What will count against you and not be on your credit report are contractual obligations to the government or court-ordered payments, such as child support.
If the lender is doing their job well, they should include taxes and property insurance and factor that into the debt-to-income ratio because it’s part of the real cost.
To calculate your own cash flow or your own debt-to-income ratio, pull your credit file. There will be three columns on your credit file. High credit, current balance and minimum payment.
A high credit card would be your credit card limit, your current balance would be what you owe to that particular lender, and the minimum payment is what the lender reports as your minimum obligation.
Most lenders today will increase your gross debt to income ratio up to 50% as long as all your debts, including the loan you are applying for, do not exceed 50% of your gross monthly income.
There are exceptions when you buy residential property. If you are actually going to live in the home and have excellent credit, the ratio can increase.
If you are already investing in real estate and have various homes; let’s say you have four houses for rent. Let’s say the rents for these rental homes are up to $2,000 a month. What does this mean for you when you are looking for a loan? Rents are usually never taken at face value.
Let’s say you receive $2,000 a month in rent for your properties. There are a few things your lender will ask you to check.
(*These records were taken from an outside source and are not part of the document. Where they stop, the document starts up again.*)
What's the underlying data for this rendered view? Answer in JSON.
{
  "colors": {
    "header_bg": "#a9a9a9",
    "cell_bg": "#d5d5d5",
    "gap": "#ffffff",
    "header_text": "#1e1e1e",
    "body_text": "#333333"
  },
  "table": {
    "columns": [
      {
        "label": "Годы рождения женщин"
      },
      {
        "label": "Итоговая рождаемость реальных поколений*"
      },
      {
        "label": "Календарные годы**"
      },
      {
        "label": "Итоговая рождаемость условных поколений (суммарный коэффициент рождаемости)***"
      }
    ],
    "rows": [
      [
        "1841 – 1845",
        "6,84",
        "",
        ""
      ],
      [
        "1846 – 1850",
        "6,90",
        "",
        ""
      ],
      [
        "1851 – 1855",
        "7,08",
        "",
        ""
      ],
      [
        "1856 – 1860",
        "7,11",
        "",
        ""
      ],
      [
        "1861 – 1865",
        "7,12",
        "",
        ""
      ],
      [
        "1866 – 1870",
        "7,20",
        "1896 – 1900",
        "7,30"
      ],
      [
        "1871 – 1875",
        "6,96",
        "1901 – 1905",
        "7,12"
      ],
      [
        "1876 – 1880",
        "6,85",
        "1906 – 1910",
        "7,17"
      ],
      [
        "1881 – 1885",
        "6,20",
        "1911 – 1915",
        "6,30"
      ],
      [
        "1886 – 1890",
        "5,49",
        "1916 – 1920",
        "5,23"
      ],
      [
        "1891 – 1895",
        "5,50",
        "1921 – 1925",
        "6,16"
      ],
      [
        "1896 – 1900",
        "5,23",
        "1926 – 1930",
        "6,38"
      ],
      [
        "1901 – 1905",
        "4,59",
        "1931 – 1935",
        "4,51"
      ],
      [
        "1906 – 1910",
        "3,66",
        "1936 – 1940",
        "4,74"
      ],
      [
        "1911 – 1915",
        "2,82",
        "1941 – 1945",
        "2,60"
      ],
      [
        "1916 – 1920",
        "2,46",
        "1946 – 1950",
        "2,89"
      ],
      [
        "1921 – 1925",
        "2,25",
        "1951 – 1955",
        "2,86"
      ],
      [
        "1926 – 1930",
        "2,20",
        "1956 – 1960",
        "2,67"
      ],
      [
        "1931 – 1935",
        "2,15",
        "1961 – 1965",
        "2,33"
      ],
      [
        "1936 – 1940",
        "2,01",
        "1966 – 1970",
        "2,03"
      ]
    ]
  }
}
The number one thing is whether you have just started receiving those rents. Many lenders will not allow you to use new rental income. At the very least, we will need leases for each property along with receipts to show that rent is actually being charged.
I would strongly advise you to collect your rents by check so that you can actually show the canceled check as proof of payment. If you receive it as cash, make the deposit separately from other deposits. I have seen a lot of clients who get cash from their tenants and keep some in their pocket for everyday expenses. When I pull their bank statements, I can’t find a consistent pattern of depositing that rent. So, I cannot prove that they are actually receiving rent on that property.
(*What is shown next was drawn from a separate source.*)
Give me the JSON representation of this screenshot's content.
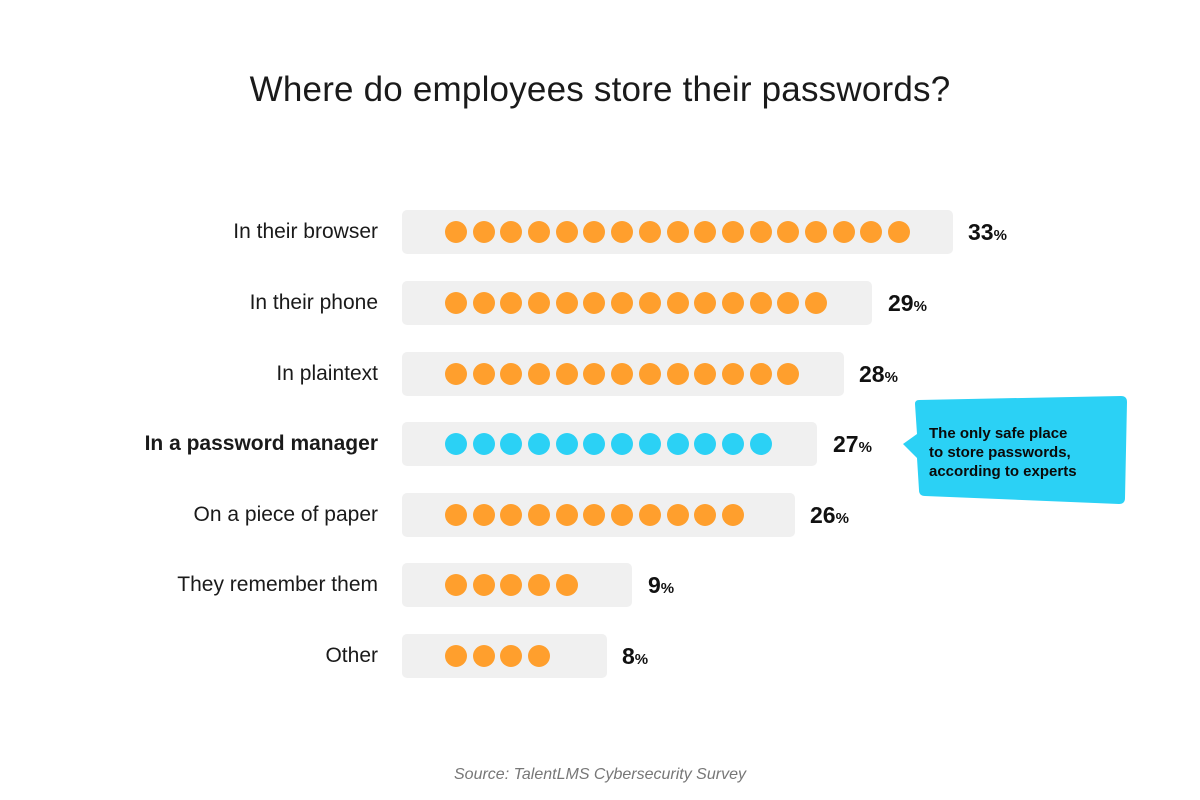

A lease is great, but if you have a lease with a liquidator who doesn’t pay you, it won’t help the bank or you. A copy of the rental agreement along with the last three checks you have received for that property would be the basic minimum that will be considered for it to count as income.
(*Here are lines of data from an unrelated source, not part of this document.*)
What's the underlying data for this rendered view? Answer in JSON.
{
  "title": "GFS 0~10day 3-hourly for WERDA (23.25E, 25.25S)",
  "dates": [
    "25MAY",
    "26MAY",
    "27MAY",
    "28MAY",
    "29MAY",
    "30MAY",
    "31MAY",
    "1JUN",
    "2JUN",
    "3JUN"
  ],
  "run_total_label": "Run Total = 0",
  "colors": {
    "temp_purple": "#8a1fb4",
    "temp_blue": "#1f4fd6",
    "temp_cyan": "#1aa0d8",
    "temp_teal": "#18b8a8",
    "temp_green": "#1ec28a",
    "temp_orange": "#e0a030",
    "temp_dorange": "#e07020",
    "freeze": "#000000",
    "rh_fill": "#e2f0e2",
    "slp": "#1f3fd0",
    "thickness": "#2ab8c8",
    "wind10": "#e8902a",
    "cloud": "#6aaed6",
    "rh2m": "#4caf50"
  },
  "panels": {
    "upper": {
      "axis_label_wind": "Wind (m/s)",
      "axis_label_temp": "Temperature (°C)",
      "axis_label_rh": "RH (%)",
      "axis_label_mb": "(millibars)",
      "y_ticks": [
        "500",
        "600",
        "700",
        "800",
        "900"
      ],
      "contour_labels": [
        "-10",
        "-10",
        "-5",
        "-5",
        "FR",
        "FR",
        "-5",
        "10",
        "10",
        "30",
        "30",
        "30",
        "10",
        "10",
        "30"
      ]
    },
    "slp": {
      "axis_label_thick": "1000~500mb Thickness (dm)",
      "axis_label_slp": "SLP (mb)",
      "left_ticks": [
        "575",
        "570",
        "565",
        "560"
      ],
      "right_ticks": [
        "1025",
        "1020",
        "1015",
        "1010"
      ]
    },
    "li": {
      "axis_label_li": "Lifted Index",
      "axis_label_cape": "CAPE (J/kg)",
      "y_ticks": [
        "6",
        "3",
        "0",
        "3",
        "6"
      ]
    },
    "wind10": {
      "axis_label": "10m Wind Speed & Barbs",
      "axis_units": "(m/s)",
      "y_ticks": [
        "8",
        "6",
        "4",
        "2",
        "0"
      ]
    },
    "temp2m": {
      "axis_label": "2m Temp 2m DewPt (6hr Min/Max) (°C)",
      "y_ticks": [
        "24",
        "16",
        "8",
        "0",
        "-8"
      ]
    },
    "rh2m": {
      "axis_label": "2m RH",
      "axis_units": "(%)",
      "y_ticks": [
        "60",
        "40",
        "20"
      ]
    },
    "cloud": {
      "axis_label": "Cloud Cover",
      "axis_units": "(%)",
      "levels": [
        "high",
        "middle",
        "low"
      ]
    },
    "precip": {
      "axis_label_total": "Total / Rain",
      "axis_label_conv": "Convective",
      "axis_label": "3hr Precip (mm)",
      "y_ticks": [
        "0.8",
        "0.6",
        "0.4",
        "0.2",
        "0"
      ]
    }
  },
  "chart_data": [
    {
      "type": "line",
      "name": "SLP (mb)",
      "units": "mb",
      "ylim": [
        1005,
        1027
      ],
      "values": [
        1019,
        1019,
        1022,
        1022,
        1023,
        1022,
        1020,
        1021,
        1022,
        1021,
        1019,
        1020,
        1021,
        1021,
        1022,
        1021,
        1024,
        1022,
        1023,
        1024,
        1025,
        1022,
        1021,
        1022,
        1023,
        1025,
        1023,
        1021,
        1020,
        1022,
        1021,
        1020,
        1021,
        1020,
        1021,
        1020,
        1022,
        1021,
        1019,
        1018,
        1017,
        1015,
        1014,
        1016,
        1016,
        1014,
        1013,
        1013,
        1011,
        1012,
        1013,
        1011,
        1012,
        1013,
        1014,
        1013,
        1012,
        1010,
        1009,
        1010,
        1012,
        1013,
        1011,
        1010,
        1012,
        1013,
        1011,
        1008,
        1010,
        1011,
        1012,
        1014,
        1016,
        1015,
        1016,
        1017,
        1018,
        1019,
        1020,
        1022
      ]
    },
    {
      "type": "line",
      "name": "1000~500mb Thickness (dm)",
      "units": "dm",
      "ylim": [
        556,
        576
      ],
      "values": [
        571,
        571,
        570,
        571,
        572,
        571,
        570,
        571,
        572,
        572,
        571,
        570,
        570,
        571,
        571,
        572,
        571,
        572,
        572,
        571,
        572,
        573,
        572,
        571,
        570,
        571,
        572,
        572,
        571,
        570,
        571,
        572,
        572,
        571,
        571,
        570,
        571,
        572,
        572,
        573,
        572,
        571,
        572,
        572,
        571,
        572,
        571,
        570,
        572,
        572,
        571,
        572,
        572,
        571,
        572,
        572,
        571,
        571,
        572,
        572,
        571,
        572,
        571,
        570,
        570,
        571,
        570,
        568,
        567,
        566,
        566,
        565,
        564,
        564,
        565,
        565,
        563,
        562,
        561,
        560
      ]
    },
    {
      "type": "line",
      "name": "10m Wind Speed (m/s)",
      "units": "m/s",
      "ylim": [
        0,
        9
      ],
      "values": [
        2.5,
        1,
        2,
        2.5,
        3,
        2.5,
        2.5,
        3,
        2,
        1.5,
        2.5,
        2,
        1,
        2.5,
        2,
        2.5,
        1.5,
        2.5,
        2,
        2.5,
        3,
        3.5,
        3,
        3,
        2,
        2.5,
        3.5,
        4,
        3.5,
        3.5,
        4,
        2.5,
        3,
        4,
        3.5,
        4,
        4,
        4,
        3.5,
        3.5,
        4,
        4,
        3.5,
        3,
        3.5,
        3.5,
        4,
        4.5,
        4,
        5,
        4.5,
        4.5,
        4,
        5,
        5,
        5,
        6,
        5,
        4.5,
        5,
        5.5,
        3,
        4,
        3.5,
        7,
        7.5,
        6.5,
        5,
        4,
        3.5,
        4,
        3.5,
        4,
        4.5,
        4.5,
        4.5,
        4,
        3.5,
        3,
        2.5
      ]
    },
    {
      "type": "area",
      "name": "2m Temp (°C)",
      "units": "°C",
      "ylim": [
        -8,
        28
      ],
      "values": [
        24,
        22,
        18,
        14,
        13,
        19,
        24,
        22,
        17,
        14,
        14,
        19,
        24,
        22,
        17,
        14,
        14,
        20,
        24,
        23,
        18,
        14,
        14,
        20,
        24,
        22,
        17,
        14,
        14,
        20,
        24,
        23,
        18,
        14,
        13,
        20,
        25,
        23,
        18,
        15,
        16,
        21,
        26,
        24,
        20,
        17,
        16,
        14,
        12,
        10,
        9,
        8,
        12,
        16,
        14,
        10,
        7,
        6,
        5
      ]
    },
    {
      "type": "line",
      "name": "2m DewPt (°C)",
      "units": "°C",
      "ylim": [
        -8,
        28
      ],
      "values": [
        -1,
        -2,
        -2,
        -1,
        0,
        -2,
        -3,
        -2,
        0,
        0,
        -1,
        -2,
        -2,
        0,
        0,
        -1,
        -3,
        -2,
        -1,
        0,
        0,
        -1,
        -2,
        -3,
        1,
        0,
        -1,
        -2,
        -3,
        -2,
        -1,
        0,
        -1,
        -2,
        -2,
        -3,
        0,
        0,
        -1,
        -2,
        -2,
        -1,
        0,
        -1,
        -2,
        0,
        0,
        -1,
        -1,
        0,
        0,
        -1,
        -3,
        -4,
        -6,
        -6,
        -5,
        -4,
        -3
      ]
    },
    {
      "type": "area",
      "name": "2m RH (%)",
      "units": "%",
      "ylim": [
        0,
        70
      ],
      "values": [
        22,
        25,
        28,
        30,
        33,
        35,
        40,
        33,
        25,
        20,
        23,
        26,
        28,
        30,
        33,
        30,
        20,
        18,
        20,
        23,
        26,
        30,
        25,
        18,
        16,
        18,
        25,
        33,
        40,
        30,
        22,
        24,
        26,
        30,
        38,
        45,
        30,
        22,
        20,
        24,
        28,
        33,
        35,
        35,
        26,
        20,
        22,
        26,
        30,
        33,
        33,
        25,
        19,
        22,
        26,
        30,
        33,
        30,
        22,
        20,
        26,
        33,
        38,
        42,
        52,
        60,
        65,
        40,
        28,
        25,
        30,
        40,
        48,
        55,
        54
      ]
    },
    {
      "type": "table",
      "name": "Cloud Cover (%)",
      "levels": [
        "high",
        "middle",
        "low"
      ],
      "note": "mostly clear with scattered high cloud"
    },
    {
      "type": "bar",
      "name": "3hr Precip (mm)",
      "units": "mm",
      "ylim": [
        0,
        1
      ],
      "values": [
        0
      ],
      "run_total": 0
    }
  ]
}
Collateral – There are two ways of viewing credit and two ways of borrowing – secured and unsecured. Unsecured lending is increasingly becoming the domain of credit card companies. Banks really aren’t in the market to make unsecured loans because they’re just not that profitable. There is not much incentive for banks to make unsecured loans.
When you use a rental property as collateral, depending on the strength of your credit, you can get 80% to 90% loan-to-value. Typically, for buyers with good credit, 90% is not a problem for their investment properties. When it comes to multi-family housing, many want to own it in their business name. This means that you have to look for loans that are for your business. Business loans are a completely different product and these loan deals are evaluated differently than single family homes.
Regardless of where your credit standing is now and how much cash you have, it’s clear that access to good sources of financing is the key to a successful investment business.
While seller financing and other creative options can allow you to buy real estate without cash or credit, professional investors know that good credit and cash are key. If you want to succeed as a professional investor in the long term, you must take the necessary steps to build access to good sources of financing.